Newly registered and wanted to share with you my experience in building stdlib:
OS: Ubuntu Gnome desktop 22.04.5 LTS
CPU: 2x AMD Epyc 7343. 512GB ram.
nvfortran: 24.11-0 (supports my 1660Super gfx card - Turing arch)
Nvidia env setup via modules.
Python3.10 env for fypp setup with venv.
CMAKE_INSTALL_PREFIX=/home/bob/local/Fortran_stdlib/stdlib
After cloning the stdlib Git repo into stdlib_src I ran from that directory: cmake --fresh -B build -DCMAKE_INSTALL_PREFIX=/home/bob/local/Fortran_stdlib/stdlib
and experienced no problems.
Followed by: cmake --build build
with no incident.
…and: cmake --build build --install test
which ran through all tests without an error, in just over 32s.
I’m surprised to say the least. stdlib has several 2008 features that nvfortran does not yet support AFAIK. I have nvfortran 24.11 on one machine and got the 25.5 version in another… with neither have I been able to build stdlib as there are several modules which will fail due to those features.
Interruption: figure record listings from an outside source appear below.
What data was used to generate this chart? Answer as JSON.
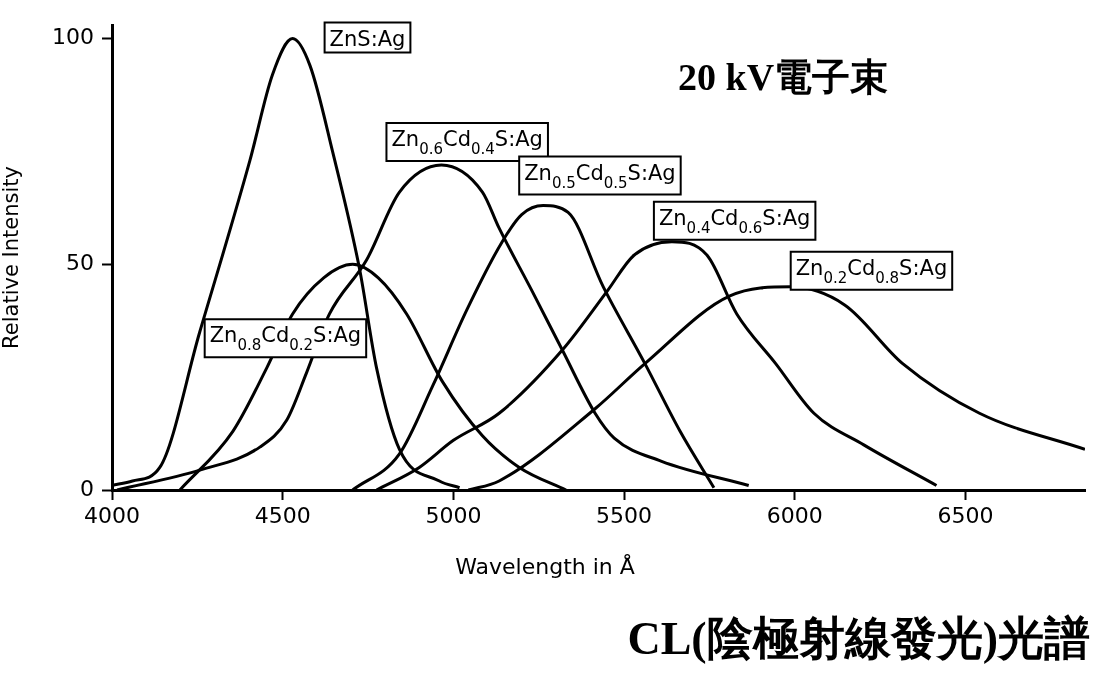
{
  "chart_data": {
    "type": "line",
    "title": "CL(陰極射線發光)光譜",
    "subtitle": "20 kV電子束",
    "xlabel": "Wavelength in Å",
    "ylabel": "Relative Intensity",
    "xlim": [
      4000,
      6850
    ],
    "xticks": [
      4000,
      4500,
      5000,
      5500,
      6000,
      6500
    ],
    "ylim": [
      0,
      103
    ],
    "yticks": [
      0,
      50,
      100
    ],
    "marker": "none",
    "line_style": "solid",
    "series": [
      {
        "name": "ZnS:Ag",
        "color": "#000000",
        "x": [
          4000,
          4060,
          4140,
          4257,
          4404,
          4470,
          4529,
          4580,
          4646,
          4725,
          4775,
          4842,
          4959,
          5018
        ],
        "values": [
          1,
          2,
          5,
          35,
          73,
          92,
          100,
          94,
          75,
          49,
          27,
          9,
          2,
          0.5
        ]
      },
      {
        "name": "Zn$_{0.8}$Cd$_{0.2}$S:Ag",
        "color": "#000000",
        "x": [
          4199,
          4354,
          4453,
          4529,
          4620,
          4705,
          4780,
          4863,
          4968,
          5085,
          5193,
          5330
        ],
        "values": [
          0,
          13,
          27,
          39,
          47,
          50,
          47,
          39,
          24,
          12,
          5,
          0
        ]
      },
      {
        "name": "Zn$_{0.6}$Cd$_{0.4}$S:Ag",
        "color": "#000000",
        "x": [
          4015,
          4257,
          4433,
          4512,
          4570,
          4637,
          4746,
          4842,
          4965,
          5085,
          5134,
          5231,
          5319,
          5415,
          5471,
          5608,
          5865
        ],
        "values": [
          0,
          4.4,
          9.5,
          15.5,
          26,
          39,
          51,
          66,
          72,
          66,
          58,
          44,
          31,
          17,
          11.5,
          6.4,
          1
        ]
      },
      {
        "name": "Zn$_{0.5}$Cd$_{0.5}$S:Ag",
        "color": "#000000",
        "x": [
          4705,
          4842,
          4939,
          5040,
          5143,
          5200,
          5263,
          5336,
          5439,
          5561,
          5664,
          5763
        ],
        "values": [
          0,
          8,
          23,
          40,
          55,
          61,
          63,
          61.5,
          45,
          28,
          13,
          0.5
        ]
      },
      {
        "name": "Zn$_{0.4}$Cd$_{0.6}$S:Ag",
        "color": "#000000",
        "x": [
          4775,
          4900,
          5000,
          5134,
          5319,
          5450,
          5529,
          5640,
          5743,
          5830,
          5944,
          6056,
          6202,
          6415
        ],
        "values": [
          0,
          5,
          11,
          17,
          31,
          44,
          52,
          55,
          52,
          39,
          28,
          17,
          10,
          1
        ]
      },
      {
        "name": "Zn$_{0.2}$Cd$_{0.8}$S:Ag",
        "color": "#000000",
        "x": [
          5044,
          5134,
          5415,
          5561,
          5810,
          5988,
          6146,
          6316,
          6541,
          6850
        ],
        "values": [
          0,
          2,
          18,
          28,
          43,
          45,
          41,
          28,
          17,
          9
        ]
      }
    ]
  }
}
Sorry to play the skeptic but, are you sure that when you compiled it was not the default gnu compilers that took over? Even if you activate the nvidia hpc_sdk module, most probably you have gnu11 by default, and if you did not specify the compilers with -DCMAKE_Fortran_COMPILER=nvfortran -DCMAKE_C_COMPILER=nvcc -DCMAKE_CXX_COMPILER=nvcc it is likely that you actually compiled with gfortran/gcc instead of nvfortran/nvcc.
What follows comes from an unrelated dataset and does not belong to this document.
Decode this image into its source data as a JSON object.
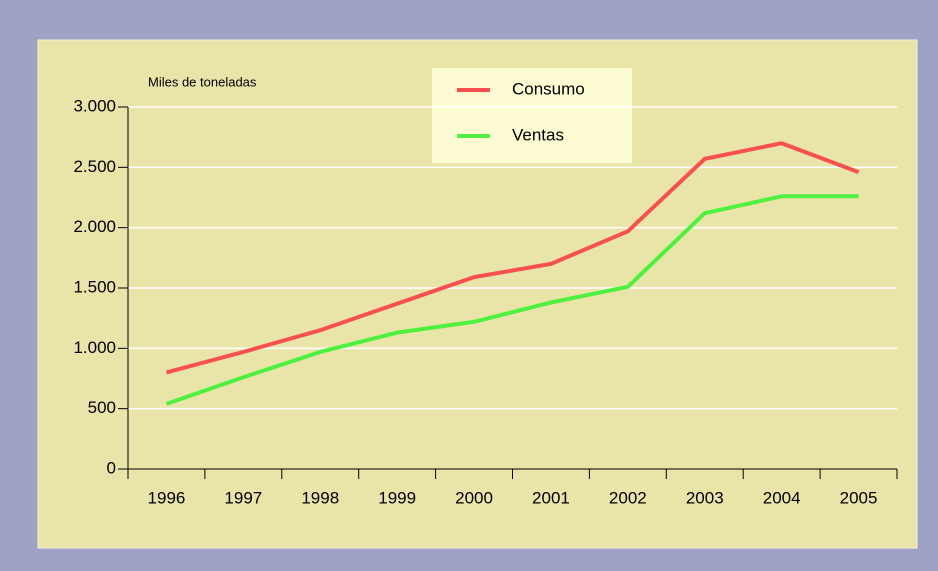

cmake -B build -DCMAKE_Fortran_COMPILER=nvfortran -DCMAKE_C_COMPILER=nvcc -DCMAKE_CXX_COMPILER=nvcc -DCMAKE_INSTALL_PREFIX=/home/bob/local/Fortran_stdlib/stdlib --fresh
-- The Fortran compiler identification is NVHPC 24.11.0
-- The C compiler identification is GNU 11.4.0
-- Detecting Fortran compiler ABI info
-- Detecting Fortran compiler ABI info - done
-- Check for working Fortran compiler: /opt/nvidia/hpc_sdk/Linux_x86_64/24.11/compilers/bin/nvfortran - skipped
-- Detecting C compiler ABI info
-- Detecting C compiler ABI info - done
-- Check for working C compiler: /opt/nvidia/hpc_sdk/Linux_x86_64/24.11/compilers/bin/nvcc - skipped
-- Detecting C compile features
-- Detecting C compile features - done
-- Performing Test WITH_CBOOL
-- Performing Test WITH_CBOOL - Success
-- Performing Test WITH_QP
-- Performing Test WITH_QP - Failed
-- Performing Test WITH_XDP
-- Performing Test WITH_XDP - Failed
-- Performing Test f18errorstop
-- Performing Test f18errorstop - Success
-- Performing Test f03rank
-- Performing Test f03rank - Failed
-- Performing Test f03real128
-- Performing Test f03real128 - Failed
-- Searching for external BLAS/LAPACK
-- Looking for Fortran sgemm
-- Looking for Fortran sgemm - not found
-- Performing Test CMAKE_HAVE_LIBC_PTHREAD
-- Performing Test CMAKE_HAVE_LIBC_PTHREAD - Success
-- Found Threads: TRUE
-- Looking for Fortran sgemm
-- Looking for Fortran sgemm - found
-- Found BLAS: /usr/lib/x86_64-linux-gnu/libopenblas.so
-- Looking for Fortran cheev
-- Looking for Fortran cheev - found
-- Found LAPACK: /usr/lib/x86_64-linux-gnu/libopenblas.so;-lm;-ldl
-- Found external BLAS: /usr/lib/x86_64-linux-gnu/libopenblas.so
-- Found external LAPACK: /usr/lib/x86_64-linux-gnu/libopenblas.so;-lm;-ldl
-- Using standard 32-bit integer interface
-- test-drive: Find installed package
-- The CXX compiler identification is GNU 11.4.0
-- Detecting CXX compiler ABI info
-- Detecting CXX compiler ABI info - done
-- Check for working CXX compiler: /opt/nvidia/hpc_sdk/Linux_x86_64/24.11/compilers/bin/nvcc - skipped
-- Detecting CXX compile features
-- Detecting CXX compile features - done
-- Configuring done
-- Generating done
-- Build files have been written to: /home/bob/local/Fortran_stdlib/stdlib_src/build
2nd run:
[ 15%] Building Fortran object src/CMakeFiles/fortran_stdlib.dir/stdlib_error.f90.o
NVFORTRAN-S-0034-Syntax error at or near identifier rank (/home/bob/local/Fortran_stdlib/stdlib_src/build/src/stdlib_error.f90: 382)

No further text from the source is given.